Parabiose, juntando-se a cirurgia de dois organismos, foi descrita pela primeira vez em 1864 por Paul Bert, como forma de desenvolver um modelo para o estudo de sistemas circulatórios compartilhados e consistiu na junção da pele e paredes musculares de dois ratos 1. Parabiose promove a formação de microvasos no local de inflamação 3 e tem tido várias aplicações em estudos fisiológicos, tais como a comunicação hormonal entre a glândula pituitária e gónadas, bem como o papel da hipertensão renal em 4. Foi ainda utilizado para investigar o recrutamento ea integração de células progenitoras na neovascularização 5, migração de células-tronco hematopoéticas 6 e tráfico de linfócitos 7, bem como o papel ea cinética de circular células inflamatórias ou resultam em metástase do tumor 8,9, e doenças neurodegenerativas 10.
Uma vantagem significativa de mentiras Parabioseem que os animais parceria compartilham antígenos circulantes comuns, permitindo a migração de células e neovascularização, sem desencadear uma reação imunológica. Importante, Weissman et al. Demonstraram que parabiose entre ratinhos macho e fêmea não conduz à formação de anticorpos anti HY 11.

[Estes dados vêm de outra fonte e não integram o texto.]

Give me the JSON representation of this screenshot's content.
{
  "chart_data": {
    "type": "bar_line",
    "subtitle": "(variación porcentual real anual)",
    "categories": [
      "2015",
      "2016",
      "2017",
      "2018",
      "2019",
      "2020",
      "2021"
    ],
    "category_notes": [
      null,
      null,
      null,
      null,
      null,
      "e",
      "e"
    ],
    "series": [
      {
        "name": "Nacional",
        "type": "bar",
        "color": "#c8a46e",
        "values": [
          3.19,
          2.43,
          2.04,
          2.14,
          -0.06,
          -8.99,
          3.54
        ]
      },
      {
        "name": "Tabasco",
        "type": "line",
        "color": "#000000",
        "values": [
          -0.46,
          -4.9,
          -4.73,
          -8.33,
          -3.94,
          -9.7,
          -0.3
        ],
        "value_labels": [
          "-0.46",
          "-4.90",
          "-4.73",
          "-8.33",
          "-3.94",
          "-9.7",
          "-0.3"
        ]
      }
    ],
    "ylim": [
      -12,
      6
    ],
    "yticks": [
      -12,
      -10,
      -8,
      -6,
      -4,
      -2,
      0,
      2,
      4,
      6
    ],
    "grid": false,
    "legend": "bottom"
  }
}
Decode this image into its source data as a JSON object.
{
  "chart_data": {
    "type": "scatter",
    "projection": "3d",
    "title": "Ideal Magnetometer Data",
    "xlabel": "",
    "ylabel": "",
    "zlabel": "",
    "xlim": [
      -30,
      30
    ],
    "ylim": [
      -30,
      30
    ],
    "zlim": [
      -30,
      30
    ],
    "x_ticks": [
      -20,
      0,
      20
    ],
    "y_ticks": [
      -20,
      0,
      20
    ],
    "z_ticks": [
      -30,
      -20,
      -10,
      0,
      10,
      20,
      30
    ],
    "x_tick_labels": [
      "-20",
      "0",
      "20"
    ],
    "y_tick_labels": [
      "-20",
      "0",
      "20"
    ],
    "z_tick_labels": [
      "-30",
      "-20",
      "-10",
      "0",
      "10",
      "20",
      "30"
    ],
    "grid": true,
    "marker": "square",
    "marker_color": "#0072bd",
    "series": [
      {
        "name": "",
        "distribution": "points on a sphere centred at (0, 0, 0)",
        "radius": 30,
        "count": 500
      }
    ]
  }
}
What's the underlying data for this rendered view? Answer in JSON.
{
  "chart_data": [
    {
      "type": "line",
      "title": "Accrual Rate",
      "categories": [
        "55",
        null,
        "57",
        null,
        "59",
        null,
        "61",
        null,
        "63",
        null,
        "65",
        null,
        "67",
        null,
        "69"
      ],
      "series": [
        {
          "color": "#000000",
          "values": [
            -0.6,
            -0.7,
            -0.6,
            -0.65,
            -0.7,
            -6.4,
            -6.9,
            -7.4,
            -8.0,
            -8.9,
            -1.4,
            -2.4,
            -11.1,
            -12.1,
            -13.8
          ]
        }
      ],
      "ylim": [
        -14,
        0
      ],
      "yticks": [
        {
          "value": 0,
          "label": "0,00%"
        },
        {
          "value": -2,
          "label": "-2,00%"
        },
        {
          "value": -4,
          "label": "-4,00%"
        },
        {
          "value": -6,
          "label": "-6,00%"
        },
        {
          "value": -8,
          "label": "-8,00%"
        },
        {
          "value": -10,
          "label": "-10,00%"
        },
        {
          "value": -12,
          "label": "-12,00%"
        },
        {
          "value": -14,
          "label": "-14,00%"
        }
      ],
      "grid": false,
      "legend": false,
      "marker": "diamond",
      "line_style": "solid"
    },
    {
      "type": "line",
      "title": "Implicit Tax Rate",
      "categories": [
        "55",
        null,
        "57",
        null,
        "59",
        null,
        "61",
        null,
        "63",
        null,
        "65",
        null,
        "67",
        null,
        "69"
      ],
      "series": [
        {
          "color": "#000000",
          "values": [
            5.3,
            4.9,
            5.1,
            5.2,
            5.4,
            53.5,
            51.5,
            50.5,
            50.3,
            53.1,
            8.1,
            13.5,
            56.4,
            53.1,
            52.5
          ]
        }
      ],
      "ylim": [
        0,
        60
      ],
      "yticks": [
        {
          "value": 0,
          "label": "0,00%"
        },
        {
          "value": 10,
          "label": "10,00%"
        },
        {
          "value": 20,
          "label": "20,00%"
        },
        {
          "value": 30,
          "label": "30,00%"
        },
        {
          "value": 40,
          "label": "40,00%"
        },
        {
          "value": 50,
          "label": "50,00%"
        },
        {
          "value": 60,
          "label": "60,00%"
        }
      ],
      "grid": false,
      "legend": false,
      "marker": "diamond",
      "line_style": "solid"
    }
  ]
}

No protocolo original descrito por Paul Bert os dois animais foram unidos por meio de ligação da pele e do músculo paredes 1. Este método, contudo, provocou pressão significativa para os animais e resultou na elevada taxa de mortalidade devido à infecção da ferida. Desde então, a técnica parabiose foi revisto por vários grupos, sendo os mais predominante o protocolo proposto por Bunster e Meyer em 1933 2. Seu método incluído união das articulações escápula, cavidades do corpo e da pele, permitindo um melhor apoio e menos dor para os animais. Ao mesmo tempo, o novo método resultou em cuidados pós-operatórios mínimos e signifisignificativamente diminuído as taxas de mortalidade. O protocolo aqui descrito é uma modificação da técnica de Bunster e Meyer, que é menos invasivo e permite juntar mais firme. Nomeadamente, os ratinhos são ligados através do cotovelo e do joelho, assim como a pele. Esta união impede a extensão da pele e, por conseguinte, provoca menos dor e as complicações. Aqui nós descrevemos a união de um tipo selvagem (WT) rato adulto com uma GFP constitutivo expressar mouse. Nós mostramos que duas semanas após a cirurgia que podemos alcançar 50% de quimerismo sangue que demonstra a eficácia deste procedimento cirúrgico para criar um sistema circulatório compartilhado.